Mais le MDRD trouve une justification troublante pour des niveaux de créatinine plus élevés chez les Noirs : des études antérieures avaient montré qu’« en moyenne, les Noirs ont une masse musculaire plus élevée que les Blancs ». Les trois études citées ici, publiées dans 1977, 1978 et 1990, a comparé différentes mesures de santé, notamment les taux sériques de créatinine kinase et de potassium corporel total, chez les participants noirs et blancs à l’étude. Les études affirment toutes que des normes de référence distinctes sont nécessaires pour les Noirs, attribuant les différences de résultats à des différences de biologie raciale.
Aujourd’hui, ces conclusions seraient contestées.

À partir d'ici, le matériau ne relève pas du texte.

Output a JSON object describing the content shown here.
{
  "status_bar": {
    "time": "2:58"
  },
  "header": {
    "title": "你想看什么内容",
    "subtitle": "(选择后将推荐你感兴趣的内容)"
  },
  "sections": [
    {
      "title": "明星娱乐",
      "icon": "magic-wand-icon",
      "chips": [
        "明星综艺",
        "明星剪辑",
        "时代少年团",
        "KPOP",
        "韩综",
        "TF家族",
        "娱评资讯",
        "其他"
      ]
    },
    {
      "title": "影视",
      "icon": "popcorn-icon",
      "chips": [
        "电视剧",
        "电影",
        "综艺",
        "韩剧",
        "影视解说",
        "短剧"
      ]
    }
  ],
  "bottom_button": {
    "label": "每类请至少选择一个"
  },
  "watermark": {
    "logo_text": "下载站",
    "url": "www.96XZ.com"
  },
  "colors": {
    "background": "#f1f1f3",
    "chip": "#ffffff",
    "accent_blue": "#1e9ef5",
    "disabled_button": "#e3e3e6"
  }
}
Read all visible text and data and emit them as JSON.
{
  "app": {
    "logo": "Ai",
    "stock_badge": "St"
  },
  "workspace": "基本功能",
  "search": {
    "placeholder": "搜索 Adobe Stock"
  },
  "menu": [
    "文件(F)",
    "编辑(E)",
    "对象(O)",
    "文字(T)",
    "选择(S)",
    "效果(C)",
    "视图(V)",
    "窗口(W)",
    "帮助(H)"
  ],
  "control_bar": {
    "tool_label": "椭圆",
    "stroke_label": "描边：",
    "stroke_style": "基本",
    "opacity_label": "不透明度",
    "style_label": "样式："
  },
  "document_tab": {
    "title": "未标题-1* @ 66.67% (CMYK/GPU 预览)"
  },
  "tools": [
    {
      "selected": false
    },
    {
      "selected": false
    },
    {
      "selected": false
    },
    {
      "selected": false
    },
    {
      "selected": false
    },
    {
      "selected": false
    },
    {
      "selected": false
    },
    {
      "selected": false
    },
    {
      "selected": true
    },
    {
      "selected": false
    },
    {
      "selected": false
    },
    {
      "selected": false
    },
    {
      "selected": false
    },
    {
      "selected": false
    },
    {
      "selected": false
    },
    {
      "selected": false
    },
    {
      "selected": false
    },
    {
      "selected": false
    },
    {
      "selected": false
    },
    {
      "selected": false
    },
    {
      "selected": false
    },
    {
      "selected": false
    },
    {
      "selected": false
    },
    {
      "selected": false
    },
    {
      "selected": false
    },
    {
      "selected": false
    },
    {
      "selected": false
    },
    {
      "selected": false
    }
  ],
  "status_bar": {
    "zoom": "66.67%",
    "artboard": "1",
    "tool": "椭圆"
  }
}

« Notre compréhension de la race a évolué au cours du dernier quart de siècle », a déclaré Paul Palevsky, MD, président de la National Kidney Foundation et professeur à l’Université de Pittsburgh, l’une des principales organisations du groupe de travail. « Plutôt que d’être biologique, la race est bien plus une construction sociale qu’autre chose. »
En septembre 2021, le groupe de travail a publié ses deux nouvelles équations qui estiment la fonction rénale. Ni l’un ni l’autre n’utilise la race comme facteur. L’un est très similaire au DFGe racialisé, qui mesure la créatinine. L’autre équation ajoute un deuxième test qui mesure la cystatine C, un autre produit chimique présent dans le sang qui sert de marqueur de filtration.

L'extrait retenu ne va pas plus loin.